The theme, “Seek First the Kingdom of God,” was apt – a call for lawyers to stand against human rights abuses. The eastern region of DRC is currently under a “state of siege” which is exacerbating the already tenuous situation. Law violations by the military have become rampant and a number of lawyers present at the conference have been personally threatened by the military. Being together at the conference was an encouraging reminder that though they face many difficulties, they are not alone – many are called and committed to promoting justice in Congo. As one presenter implored, “[We] must side with the truth, not the oppressor.”
This year’s conference included an emphasis on women in the law, including two female conference presenters. One UCBC law student presented a new student organization called “JI, Junior.” This organization helps integrate students and recent grads into the Justice Initiative with the hope of equipping them to advance and promote justice wherever they may go. The other, a practicing lawyer, advocated for the promotion of gender equality and encouraged women and girls to strive for excellence. Additionally, participants were able to learn from representatives of Justice Defenders, an organization that trains paralegals and lawyers within defenseless communities to provide legal services for themselves and others.
To further advance justice in the community, the UCBC law program will be creating a pro bono clinic in conjunction with AIJC Beni lawyers. One of the conference team members noted, “there is no better current strategy than having the culture witness the case by case changing of people’s lives by Christian lawyers, acting collectively and sustainably in pro bono work to defend human rights.” This clinic will give UCBC law students practical experience in the field and provide tangible help to those in need of legal services.
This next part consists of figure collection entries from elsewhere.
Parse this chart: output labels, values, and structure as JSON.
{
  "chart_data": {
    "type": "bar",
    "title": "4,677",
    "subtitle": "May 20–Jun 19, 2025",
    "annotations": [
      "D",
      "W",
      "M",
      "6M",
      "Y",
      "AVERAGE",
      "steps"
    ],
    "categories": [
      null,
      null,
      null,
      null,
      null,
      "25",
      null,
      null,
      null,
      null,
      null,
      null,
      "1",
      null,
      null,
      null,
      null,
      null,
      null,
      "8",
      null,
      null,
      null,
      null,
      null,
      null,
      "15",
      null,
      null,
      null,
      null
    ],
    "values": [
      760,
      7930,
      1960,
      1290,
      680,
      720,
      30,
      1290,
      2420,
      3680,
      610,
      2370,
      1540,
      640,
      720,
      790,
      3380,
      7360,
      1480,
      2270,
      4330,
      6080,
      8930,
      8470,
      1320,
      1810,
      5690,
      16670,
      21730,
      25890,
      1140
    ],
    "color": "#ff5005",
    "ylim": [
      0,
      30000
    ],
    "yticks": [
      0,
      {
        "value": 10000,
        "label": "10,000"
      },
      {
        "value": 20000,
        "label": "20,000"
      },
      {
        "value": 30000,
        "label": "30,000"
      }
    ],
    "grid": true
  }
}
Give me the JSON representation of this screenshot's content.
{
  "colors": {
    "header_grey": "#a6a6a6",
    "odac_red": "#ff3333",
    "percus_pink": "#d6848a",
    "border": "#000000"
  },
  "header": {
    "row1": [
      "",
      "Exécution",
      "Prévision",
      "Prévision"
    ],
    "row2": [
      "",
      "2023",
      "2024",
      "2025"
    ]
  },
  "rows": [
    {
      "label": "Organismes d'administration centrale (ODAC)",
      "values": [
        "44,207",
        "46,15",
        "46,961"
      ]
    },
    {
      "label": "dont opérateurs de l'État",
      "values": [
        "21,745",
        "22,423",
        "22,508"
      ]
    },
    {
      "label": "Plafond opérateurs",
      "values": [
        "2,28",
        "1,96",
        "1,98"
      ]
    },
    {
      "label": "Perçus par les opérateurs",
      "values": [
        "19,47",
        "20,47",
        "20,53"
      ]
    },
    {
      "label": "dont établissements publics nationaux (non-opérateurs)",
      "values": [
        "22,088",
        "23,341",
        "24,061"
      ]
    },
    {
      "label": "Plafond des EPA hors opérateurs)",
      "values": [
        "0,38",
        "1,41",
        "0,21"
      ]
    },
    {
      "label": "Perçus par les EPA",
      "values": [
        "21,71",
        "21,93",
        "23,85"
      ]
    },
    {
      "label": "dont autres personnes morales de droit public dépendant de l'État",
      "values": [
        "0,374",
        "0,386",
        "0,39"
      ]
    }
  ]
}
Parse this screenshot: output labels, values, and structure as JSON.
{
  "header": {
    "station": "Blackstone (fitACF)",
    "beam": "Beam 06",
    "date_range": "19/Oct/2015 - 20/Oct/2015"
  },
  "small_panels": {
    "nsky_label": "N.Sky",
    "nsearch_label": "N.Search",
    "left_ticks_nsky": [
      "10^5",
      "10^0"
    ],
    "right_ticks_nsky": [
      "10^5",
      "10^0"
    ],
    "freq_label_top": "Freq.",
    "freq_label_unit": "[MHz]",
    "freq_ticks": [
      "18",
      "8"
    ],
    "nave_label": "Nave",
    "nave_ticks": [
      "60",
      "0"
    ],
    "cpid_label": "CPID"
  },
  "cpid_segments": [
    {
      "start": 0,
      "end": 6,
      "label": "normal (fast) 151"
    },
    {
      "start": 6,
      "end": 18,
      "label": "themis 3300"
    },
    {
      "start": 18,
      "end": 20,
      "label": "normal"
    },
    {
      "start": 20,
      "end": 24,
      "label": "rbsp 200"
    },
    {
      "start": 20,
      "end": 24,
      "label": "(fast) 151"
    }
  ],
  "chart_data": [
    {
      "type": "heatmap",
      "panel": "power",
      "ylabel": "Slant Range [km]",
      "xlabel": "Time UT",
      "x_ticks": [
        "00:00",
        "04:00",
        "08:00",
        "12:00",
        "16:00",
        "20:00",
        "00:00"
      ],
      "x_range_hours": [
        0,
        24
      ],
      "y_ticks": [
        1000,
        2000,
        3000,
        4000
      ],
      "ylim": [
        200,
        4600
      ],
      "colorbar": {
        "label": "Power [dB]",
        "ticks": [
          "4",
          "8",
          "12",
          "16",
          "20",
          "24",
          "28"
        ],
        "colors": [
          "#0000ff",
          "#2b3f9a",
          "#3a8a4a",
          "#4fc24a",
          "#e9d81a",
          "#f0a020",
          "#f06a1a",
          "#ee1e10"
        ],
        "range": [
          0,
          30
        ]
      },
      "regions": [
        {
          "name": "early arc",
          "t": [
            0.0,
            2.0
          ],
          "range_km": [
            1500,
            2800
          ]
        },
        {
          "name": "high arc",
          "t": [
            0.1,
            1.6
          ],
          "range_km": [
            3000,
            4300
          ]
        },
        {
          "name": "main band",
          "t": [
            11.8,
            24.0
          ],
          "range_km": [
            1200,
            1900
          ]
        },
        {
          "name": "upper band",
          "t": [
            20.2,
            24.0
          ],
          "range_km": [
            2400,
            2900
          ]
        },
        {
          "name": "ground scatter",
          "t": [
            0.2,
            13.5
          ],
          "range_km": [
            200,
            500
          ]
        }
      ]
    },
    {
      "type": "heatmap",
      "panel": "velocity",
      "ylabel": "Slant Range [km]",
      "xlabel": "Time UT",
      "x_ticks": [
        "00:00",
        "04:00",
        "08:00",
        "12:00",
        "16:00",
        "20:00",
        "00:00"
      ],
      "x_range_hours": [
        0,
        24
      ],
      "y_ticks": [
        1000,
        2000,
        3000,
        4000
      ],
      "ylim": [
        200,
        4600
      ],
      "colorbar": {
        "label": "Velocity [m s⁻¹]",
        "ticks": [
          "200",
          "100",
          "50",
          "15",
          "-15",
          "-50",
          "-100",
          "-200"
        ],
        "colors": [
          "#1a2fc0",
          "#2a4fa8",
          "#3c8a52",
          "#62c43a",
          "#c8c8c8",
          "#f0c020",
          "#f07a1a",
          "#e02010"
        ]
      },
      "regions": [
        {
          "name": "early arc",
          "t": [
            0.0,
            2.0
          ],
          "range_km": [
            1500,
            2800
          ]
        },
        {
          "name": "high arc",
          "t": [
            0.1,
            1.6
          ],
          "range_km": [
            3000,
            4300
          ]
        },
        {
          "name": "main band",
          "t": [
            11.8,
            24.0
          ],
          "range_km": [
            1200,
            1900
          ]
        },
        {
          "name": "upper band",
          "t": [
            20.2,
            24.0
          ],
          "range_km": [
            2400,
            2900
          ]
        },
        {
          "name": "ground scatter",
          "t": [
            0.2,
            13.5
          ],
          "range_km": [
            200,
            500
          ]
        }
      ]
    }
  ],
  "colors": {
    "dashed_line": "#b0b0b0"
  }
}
As support and membership of the AIJC grows, the dream of opening a fourth chapter is slowly coming to fruition. Discussions of another location first began at the last Justice Conference in 2017. AIJC currently operates in Beni, Butembo and Bunia and hopes to move forward with the creation of a new chapter in Goma.
In a context where injustice and human rights abuse continues to threaten civilians, the work of the Justice Initiative and the AIJC is incredibly important. Finally being together after six years was a reminder that those working for justice in Congo are not alone and the work, though difficult, makes a real difference in the lives of the men, women and children they represent.